$あれも聴きたいこれも聴きたい 若い人の間ではキューバの人気が高いようです。私の若い頃は冷戦時代でしたから、キューバすなわち革命で、最も遠い国の一つでした。時代は変わるものです。

 ところが、昔からキューバは音楽的にはとても豊かな国として、日本の片隅にまで名が轟いていました。東京キューバン・ボーイズなどの力も大きかったんでしょう。アフロ・キューバン・ジャズはラテンの一つの典型でした。

 時代が下ると、ライ・クーダーのブエナビスタ・ソーシャル・クラブの衝撃がありました。その豊潤なサウンドにはうならされたものでした。楽しげな老人たちの歌声は、革命以外の顔をしっかりと見せてくれたものです。
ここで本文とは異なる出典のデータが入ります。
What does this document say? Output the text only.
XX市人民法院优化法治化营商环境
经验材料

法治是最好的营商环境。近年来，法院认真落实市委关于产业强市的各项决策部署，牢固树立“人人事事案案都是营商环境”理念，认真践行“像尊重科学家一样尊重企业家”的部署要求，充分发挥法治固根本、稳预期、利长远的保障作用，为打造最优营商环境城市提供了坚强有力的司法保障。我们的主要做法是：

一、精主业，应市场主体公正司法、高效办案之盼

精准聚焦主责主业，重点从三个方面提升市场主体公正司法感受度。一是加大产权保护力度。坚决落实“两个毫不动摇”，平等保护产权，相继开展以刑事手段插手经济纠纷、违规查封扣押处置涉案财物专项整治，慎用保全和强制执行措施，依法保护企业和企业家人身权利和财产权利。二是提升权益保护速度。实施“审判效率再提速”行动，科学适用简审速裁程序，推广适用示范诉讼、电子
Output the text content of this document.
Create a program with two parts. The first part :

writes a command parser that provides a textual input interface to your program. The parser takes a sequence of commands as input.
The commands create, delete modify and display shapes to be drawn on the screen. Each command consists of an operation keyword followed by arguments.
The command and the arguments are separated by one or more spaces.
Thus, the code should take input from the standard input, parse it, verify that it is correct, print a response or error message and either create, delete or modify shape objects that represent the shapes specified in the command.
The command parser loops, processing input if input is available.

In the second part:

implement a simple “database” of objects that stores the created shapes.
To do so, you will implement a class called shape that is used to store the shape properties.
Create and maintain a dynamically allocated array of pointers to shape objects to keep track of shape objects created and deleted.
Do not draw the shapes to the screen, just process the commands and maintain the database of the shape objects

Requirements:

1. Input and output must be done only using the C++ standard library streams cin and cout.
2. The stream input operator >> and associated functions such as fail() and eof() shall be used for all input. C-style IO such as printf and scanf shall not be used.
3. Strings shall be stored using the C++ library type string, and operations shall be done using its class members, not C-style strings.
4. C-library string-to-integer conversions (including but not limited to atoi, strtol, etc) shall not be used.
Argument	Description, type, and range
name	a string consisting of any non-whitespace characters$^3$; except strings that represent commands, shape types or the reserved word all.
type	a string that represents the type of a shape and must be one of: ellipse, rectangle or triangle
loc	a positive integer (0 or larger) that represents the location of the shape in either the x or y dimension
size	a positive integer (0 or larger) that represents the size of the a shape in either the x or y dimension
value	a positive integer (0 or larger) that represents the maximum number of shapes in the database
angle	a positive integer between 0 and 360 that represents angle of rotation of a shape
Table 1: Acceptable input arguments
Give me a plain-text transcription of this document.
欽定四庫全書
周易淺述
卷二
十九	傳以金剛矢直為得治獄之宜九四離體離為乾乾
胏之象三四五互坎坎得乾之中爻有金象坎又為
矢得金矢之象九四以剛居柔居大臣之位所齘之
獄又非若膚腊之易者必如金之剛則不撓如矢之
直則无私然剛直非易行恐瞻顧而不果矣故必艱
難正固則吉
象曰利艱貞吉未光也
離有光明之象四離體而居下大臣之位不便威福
 ロベルト・フォンセカは、ジャケットにマッチョなヒップ・ホップ・タイプの写真を使っていますが、ブエナビスタ・ソーシャル・クラブにも参加していたアフロ・キューバン・ジャズのピアニストです。私などが半端に理解するキューバの全てを兼ね備えた人です。

 この作品は、ロベルトの通算7作目のアルバムです。タイトルの「ジョ」はスペイン語で「私」です。力強いタイトルです。自らの内面を見つめ倒した自信の表れでしょう。ジャケットだけではなく、ブックレットには彼の肉体美を存分に堪能できる写真が満載です。

 音楽的には、自分と向き合った結果出てきた答えはアフリカでした。ここでは、マリ出身のババ・シソコのパーカッションが大活躍しますし、ギニア、アルジェリア、セネガルとアフリカ中のミュージシャンが参加しています。見事なものです。アフリカと言ってもアフロ・ファンクだけではないことを思い知らされます。

 さらに赤字で書かれているのが、クラブ音楽の大物ジャイルス・ピーターソンの参加です。クラブ・ジャズ的でもあるということです。よく引き合いに出されるのが、マネジメントが同じということでエスペランサ、そしてロバート・グラスパーです。現代的で生きのいいジャズという意味ですね。

 帯の文句は「アフロ・キューバン宣言」です。ここにあるのはラテンではありますが、アフリカ、ヒップ・ホップ、クラブ・ジャズなどのミクスチャーです。そこがキューバン・ボーイズとは違うところです。ピアノという西洋音楽の象徴を使って、ここまでしなやかに音を紡いでいくのは並大抵の才能ではありません。

 ロベルトはリリカルな面も持ち合わせているピアニストです。そんなところもポイントが高いものと思われます。比較的端正なピアノ弾きですから、迫力たっぷりの演奏ではあるものの、安心して音に身を委ねることができます。いい作品です。